The oyster mushroom (Pleurotus ostreatus), a widely studied edible fungus, harbors a remarkable secret: it is a carnivorous predator capable of paralyzing and digesting nematodes to supplement its nutrient uptake. This predatory behavior hinges on a specialized structure called the toxocyst, which delivers a volatile neurotoxic compound to disrupt nematode nervous systems, enabling their capture and digestion (Lee et al., Science Advances). Recent unbiased genetic screens have identified approximately 20 genes critical to toxocyst development, yet their specific roles and the molecular mechanisms underlying this evolutionary adaptation remain largely unknown. 
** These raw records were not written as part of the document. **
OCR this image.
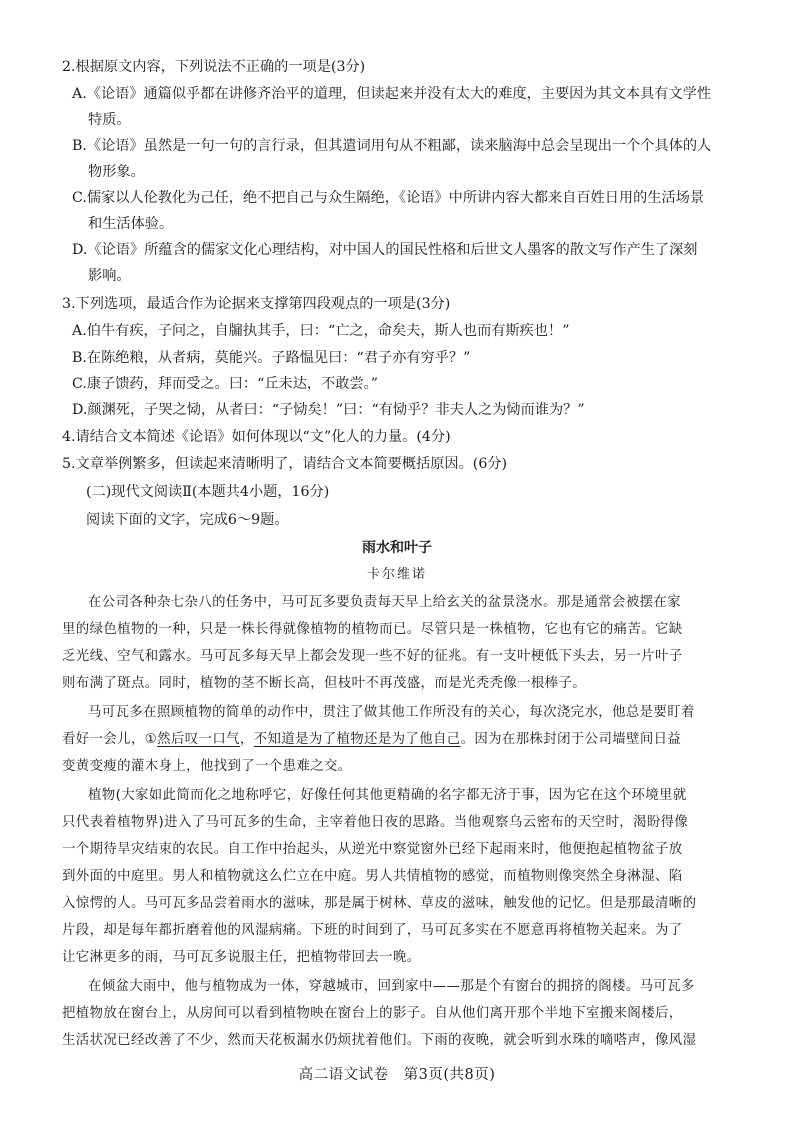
2.根据原文内容，下列说法不正确的一项是(3分)
A.《论语》通篇似乎都在讲修齐治平的道理，但读起来并没有太大的难度，主要因为其文本具有文学性
特质。
B.《论语》虽然是一句一句的言行录，但其遣词用句从不粗鄙，读来脑海中总会呈现出一个个具体的人
物形象。
C.儒家以人伦教化为己任，绝不把自己与众生隔绝，《论语》中所讲内容大都来自百姓日用的生活场景
和生活体验。
D.《论语》所蕴含的儒家文化心理结构，对中国人的国民性格和后世文人墨客的散文写作产生了深刻
影响。
3.下列选项，最适合作为论据来支撑第四段观点的一项是(3分)
A.伯牛有疾，子问之，自牖执其手，曰：“亡之，命矣夫，斯人也而有斯疾也！”
B.在陈绝粮，从者病，莫能兴。子路愠见曰：“君子亦有穷乎？”
C.康子馈药，拜而受之。曰：“丘未达，不敢尝。”
D.颜渊死，子哭之恸，从者曰：“子恸矣！”曰：“有恸乎？非夫人之为恸而谁为？”
4.请结合文本简述《论语》如何体现以“文”化人的力量。(4分)
5.文章举例繁多，但读起来清晰明了，请结合文本简要概括原因。(6分)
(二)现代文阅读Ⅱ(本题共4小题，16分)
阅读下面的文字，完成6～9题。
雨水和叶子
卡尔维诺
在公司各种杂七杂八的任务中，马可瓦多要负责每天早上给玄关的盆景浇水。那是通常会被摆在家
里的绿色植物的一种，只是一株长得就像植物的植物而已。尽管只是一株植物，它也有它的痛苦。它缺
乏光线、空气和露水。马可瓦多每天早上都会发现一些不好的征兆。有一支叶梗低下头去，另一片叶子
则布满了斑点。同时，植物的茎不断长高，但枝叶不再茂盛，而是光秃秃像一根棒子。
马可瓦多在照顾植物的简单的动作中，贯注了做其他工作所没有的关心，每次浇完水，他总是要盯着
看好一会儿，①然后叹一口气，不知道是为了植物还是为了他自己。因为在那株封闭于公司墙壁间日益
变黄变瘦的灌木身上，他找到了一个患难之交。
植物(大家如此简而化之地称呼它，好像任何其他更精确的名字都无济于事，因为它在这个环境里就
只代表着植物界)进入了马可瓦多的生命，主宰着他日夜的思路。当他观察乌云密布的天空时，渴盼得像
一个期待旱灾结束的农民。自工作中抬起头，从逆光中察觉窗外已经下起雨来时，他便抱起植物盆子放
到外面的中庭里。男人和植物就这么伫立在中庭。男人共情植物的感觉，而植物则像突然全身淋湿、陷
入惊愕的人。马可瓦多品尝着雨水的滋味，那是属于树林、草皮的滋味，触发他的记忆。但是那最清晰的
片段，却是每年都折磨着他的风湿病痛。下班的时间到了，马可瓦多实在不愿意再将植物关起来。为了
让它淋更多的雨，马可瓦多说服主任，把植物带回去一晚。
在倾盆大雨中，他与植物成为一体，穿越城市，回到家中——那是个有窗台的拥挤的阁楼。马可瓦多
把植物放在窗台上，从房间可以看到植物映在窗台上的影子。自从他们离开那个半地下室搬来阁楼后，
生活状况已经改善了不少，然而天花板漏水仍烦扰着他们。下雨的夜晚，就会听到水珠的嘀嗒声，像风湿
高二语文试卷　第3页(共8页)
We are seeking a highly motivated postdoctoral researcher to join our team in dissecting the functional roles of these genes and the regulatory mechanisms to elucidate the molecular pathways governing toxocyst biogenesis in P. ostreatus. By bridging mycology, molecular biology, and evolutionary genomics, this work aims to reveal the genetic basis of fungal carnivory and its ecological significance, with potential implications for biocontrol applications targeting nematode pests. Candidates with strong background in molecular biology, cell biology, genetics, or lipid biochemistry are ideal. Strong collaborative skills are essential for success in this interdisciplinary team.